There is a new study that highlights yet another climate change impact.
It is of course true that many stocks are overfished and poorly managed, however the newly published study, “Impacts of historical warming on marine fisheries production“, has brought to light yet another factor – climate change.
What this study brings to the table is the revelation that warming has led to an estimated 4.1 percent drop in sustainable catches, on average, for many species of fish and shellfish from 1930 to 2010. That was average, some is a lot worse. In five regions of the world, including the East China Sea and North Sea, the estimated decline was 15 percent to 35 percent. That is quite frankly a shocking amount of decline.
Below you can see in circles the percentage of decline in the maximum sustainable yield (MSY). The size of the circle is a unit that graphically represents the number of metric tons.
There you can see the 5 specific regions where there was a sharp decline, and also in blue the areas where there has been an increase. Yes, some fish liked it getting warmer and so responded positively, but as it keeps getting even warmer those yields will also start to decline (more on this in a moment).
Let’s briefly dive further in and take a closer look.
Published in Science on 1st March, it highlights the degree to which climate change will add to the burden faced by fish stocks.
What exactly did they do?
They studied the impact of ocean warming on 235 populations of 124 species in 38 ecological regions around the world. Species included fish, crustaceans such as shrimp, and mollusks such as sea scallops.
This involved combining global data on fisheries with ocean temperature maps to estimate temperature-driven changes in the sustainable catch (known as the maximum sustainable yield) [MSY] from 1930 to 2010. Their analysis covered about one third of the reported global catch
Was it all doom and Gloom?
Actually no, some did respond positively. Overall there were winners and also losers. The greatest losses were in the Sea of Japan, North Sea, Iberian Coastal, Kuroshio Current and Celtic-Biscay Shelf regions. The greatest gains occurred in the Labrador-Newfoundland, Baltic Sea, Indian Ocean and Northeast U.S. Shelf regions …

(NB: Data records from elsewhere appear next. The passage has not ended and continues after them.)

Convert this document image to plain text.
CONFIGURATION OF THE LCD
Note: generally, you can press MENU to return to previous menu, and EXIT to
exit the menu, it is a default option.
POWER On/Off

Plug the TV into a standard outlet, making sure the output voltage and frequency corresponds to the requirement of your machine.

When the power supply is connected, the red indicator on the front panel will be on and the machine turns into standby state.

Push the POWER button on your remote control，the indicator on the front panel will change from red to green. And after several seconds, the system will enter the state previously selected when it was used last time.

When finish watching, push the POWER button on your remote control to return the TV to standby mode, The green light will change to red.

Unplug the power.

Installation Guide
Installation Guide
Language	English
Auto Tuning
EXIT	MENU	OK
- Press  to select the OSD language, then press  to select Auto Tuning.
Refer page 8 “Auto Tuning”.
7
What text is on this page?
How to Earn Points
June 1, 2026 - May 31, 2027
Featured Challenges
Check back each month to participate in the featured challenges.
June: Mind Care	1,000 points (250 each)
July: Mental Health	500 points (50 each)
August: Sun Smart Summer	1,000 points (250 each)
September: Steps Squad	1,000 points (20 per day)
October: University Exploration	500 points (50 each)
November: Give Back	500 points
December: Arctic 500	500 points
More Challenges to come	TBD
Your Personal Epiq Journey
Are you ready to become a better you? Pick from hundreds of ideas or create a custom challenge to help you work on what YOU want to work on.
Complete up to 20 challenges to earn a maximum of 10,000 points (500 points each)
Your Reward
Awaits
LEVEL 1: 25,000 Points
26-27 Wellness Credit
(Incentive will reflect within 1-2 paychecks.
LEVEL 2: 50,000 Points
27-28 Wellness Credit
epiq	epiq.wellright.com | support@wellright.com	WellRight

Some populations responded significantly positively (n = 9 populations) and others responded significantly negatively (n = 19 populations) to warming, with the direction and magnitude of the response explained by ecoregion, taxonomy, life history, and exploitation history.
the aerobic performance of individual fish is dome shaped, it increases as temperatures warm toward some thermal optimum but decreases once temperatures exceed this optimum … Populations identified as responding positively to warming are thus unlikely to maintain productivity gains as continued warming drives these populations past their thermal optima
What did they discover?
…the maximum sustainable yield of the evaluated populations decreased by 4.1% from 1930 to 2010, with five ecoregions experiencing losses of 15 to 35%.
How does this new insight help?
Outcomes of fisheries management—including long-term food provisioning—will be improved by accounting for changing productivity in a warmer ocean.
…prompt improvements in fisheries management could maintain fisheries yields and profits into the future. Thus, preventing overfishing and developing management strategies that are robust to temperature-driven changes in productivity are essential if society is to maintain and re- build the capacity for global wild-capture fisheries to supply food and support livelihoods in a warming ocean.
Is this the whole story?
Not really, as is often the case, it gets complicated. The study has a few constraints.
- They evaluated only the influence of temperature on productivity. Other factors such as changing primary production, dissolved oxygen, pH, and habitat availability are also influential. To address some of these other factors they will need better data.
- The fisheries database they used in this study gives them a non-random selection of global fish populations. They have had to extrapolate from that.
None of the above is intended to suggest that this is not a good study – it actually is. In fact, the researchers do address the above constraints using best practise, and so while there is some uncertainty, it still remains a valuable insight.
What is also worth noting is that their analytical constraints imply that the impacts of ocean warming on fisheries productivity may actually be far more negative than they could detect.
Chris Free, who led the research while earning a doctorate at Rutgers and is now a postdoctoral scientist at the University of California, Santa Barbara …
“We recommend that fisheries managers eliminate overfishing, rebuild fisheries and account for climate change in fisheries management decisions, Policymakers can prepare for regional disparities in fish catches by establishing trade agreements and partnerships to share seafood between winning and losing regions.”
Malin Pinsky, study coauthor and associate professor in Rutgers’ Department of Ecology, Evolution, and Natural Resources….
“We were stunned to find that fisheries around the world have already responded to ocean warming, These aren’t hypothetical changes sometime in the future.”
Senior author Olaf Jensen, an associate professor in Rutgers’ Department of Marine and Coastal Sciences…
“Fish populations can only tolerate so much warming, though,Many of the species that have benefited from warming so far are likely to start declining as temperatures continue to rise.”